I get up from the computer on shaky legs, turning away before I remember to scroll back to where she had been working in the document. I can be sneaky, too, I congratulate myself, even as I wander out of the dining room in a daze.

Chess thinks I’m a loser.

Chess is stealing my book idea.

But also … I really liked what I read.

I’m trembling as I walk upstairs, and when I pass one of the hallway mirrors, my face doesn’t even look like mine. My skin is pale except for two bright spots of color on my cheeks, and my eyes are shining, my lips pressed together in a tight line.

If I raised one hand and covered myself in blood, I’d look just like Victoria on the cover of Lilith Rising, and the image stays with me, intense, visceral.

And then, suddenly, I know where to find the rest of Mari’s pages.

MARI, 1974—ORVIETO

After a brief reprieve, the rain has moved back in, but for once, Mari doesn’t mind.

She’s claimed this little spot of the bedroom to write, and write she does, sitting at the desk every day as downstairs, Pierce and Noel get into petty arguments about music that still isn’t written, Johnnie broods and strums his guitar, and Lara merely drifts through it all.

But Mari is with Victoria and Somerton house and Father Colin, and she can sense the final web drawing tighter and tighter.

She’s going to call it Lilith Rising, she’s decided, already imagining how the title might look on a book jacket. A tribute to her mother, yes, but also a fitting title for a book about women, power, betrayal.

Survival.

The only thing left is the bloody and cathartic climax, Victoria laying waste to all those who’ve wronged her. Mari can see it like a movie in her head, but she feels herself putting it off, almost like she’s not quite ready yet.

Rain patters against the window as she puts her pen down and stands, her hands pressed to her lower back. She’s getting thinner again, forgetting lunch, sometimes skipping dinner altogether, and her stomach growls now, reminding her that it’s been awhile since she’s eaten.

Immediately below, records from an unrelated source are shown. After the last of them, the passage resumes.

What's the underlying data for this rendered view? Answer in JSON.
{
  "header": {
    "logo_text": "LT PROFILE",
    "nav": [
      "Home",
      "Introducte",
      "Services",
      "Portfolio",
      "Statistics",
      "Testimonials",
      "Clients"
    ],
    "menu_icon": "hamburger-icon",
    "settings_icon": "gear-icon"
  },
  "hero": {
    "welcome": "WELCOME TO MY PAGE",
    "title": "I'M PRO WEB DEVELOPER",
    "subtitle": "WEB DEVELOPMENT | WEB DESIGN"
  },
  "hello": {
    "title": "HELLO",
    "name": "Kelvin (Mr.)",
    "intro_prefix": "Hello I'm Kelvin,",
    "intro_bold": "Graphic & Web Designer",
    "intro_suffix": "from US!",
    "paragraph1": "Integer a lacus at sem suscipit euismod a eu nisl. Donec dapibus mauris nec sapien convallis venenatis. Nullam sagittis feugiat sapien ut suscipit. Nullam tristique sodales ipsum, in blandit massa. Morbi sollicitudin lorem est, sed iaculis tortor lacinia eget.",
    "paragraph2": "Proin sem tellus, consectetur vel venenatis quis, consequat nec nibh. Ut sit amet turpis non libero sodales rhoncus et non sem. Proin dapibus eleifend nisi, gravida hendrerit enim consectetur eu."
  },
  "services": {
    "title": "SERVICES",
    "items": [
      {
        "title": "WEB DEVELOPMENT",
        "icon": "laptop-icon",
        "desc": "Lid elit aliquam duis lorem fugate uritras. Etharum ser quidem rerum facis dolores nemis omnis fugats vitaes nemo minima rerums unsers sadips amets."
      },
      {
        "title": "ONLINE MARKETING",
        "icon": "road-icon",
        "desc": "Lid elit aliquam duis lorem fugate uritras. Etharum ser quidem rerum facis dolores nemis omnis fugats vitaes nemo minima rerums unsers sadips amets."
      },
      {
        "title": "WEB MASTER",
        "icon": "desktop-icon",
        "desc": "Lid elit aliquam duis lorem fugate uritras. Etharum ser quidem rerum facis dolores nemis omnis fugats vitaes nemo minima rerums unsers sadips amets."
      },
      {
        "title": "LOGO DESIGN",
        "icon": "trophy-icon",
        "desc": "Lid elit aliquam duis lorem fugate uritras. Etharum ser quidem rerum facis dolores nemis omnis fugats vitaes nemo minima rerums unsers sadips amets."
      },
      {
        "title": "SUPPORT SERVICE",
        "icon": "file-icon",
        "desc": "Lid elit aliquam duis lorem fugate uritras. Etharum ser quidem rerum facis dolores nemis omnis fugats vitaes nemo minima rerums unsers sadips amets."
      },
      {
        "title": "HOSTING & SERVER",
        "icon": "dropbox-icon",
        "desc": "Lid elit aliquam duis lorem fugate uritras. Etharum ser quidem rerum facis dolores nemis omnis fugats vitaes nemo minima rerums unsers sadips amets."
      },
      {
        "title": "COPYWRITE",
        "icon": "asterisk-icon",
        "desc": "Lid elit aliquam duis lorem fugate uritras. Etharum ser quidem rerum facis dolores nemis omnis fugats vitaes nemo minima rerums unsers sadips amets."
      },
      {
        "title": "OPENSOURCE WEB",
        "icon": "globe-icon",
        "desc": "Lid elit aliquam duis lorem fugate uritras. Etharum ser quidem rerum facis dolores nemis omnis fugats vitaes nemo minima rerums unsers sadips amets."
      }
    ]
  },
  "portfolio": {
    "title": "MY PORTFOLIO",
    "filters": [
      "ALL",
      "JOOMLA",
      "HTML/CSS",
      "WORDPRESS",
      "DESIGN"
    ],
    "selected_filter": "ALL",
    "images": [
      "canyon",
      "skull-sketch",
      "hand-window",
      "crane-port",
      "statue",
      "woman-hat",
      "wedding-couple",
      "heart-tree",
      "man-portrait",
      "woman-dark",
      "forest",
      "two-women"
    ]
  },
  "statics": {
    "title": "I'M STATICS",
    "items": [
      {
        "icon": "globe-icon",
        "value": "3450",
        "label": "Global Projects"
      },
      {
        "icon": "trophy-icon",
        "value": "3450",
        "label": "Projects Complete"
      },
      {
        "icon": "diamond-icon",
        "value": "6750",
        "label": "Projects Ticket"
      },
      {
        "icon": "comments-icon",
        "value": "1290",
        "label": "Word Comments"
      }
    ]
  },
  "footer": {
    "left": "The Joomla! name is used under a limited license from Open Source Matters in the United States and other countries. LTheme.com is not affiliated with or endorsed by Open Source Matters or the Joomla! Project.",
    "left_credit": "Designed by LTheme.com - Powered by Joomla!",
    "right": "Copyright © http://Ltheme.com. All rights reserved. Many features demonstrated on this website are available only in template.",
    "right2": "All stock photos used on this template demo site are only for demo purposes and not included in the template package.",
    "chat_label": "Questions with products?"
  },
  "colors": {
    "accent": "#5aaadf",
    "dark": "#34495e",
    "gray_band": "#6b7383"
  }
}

Mari hopes she can grab a quick sandwich and then get back to her desk without having to see anyone, but when she reaches the foyer, she’s startled to see Johnnie standing there.

He’s hovering, almost like he was waiting for her, and Mari smiles at him, a little bemused.

“Hiya, Johnnie,” she says, and he steps forward, jittery.

“I was hoping you might come down. I feel like I never see you anymore.”

“I’ve been working,” she tells him, gesturing vaguely upstairs, and he nods again, his movement a little too jerky.

This is the reason she’s been avoiding Johnnie for the past week or so. Lately, it seems that he’s always high, and Mari finds that both boring and annoying. She occasionally puts up with it from Pierce, but she won’t from anyone else, Johnnie included, and now she hopes she can just scoot past him, get her lunch, and get back to work.

But he’s blocking her path, his dark eyes pleading and liquid. “I’ve really missed you these past weeks,” he says, and it’s so plaintive that it touches her a little bit. She remembers that first day with him by the pond, when she’d thought how nice it was to have a boy with a crush on her.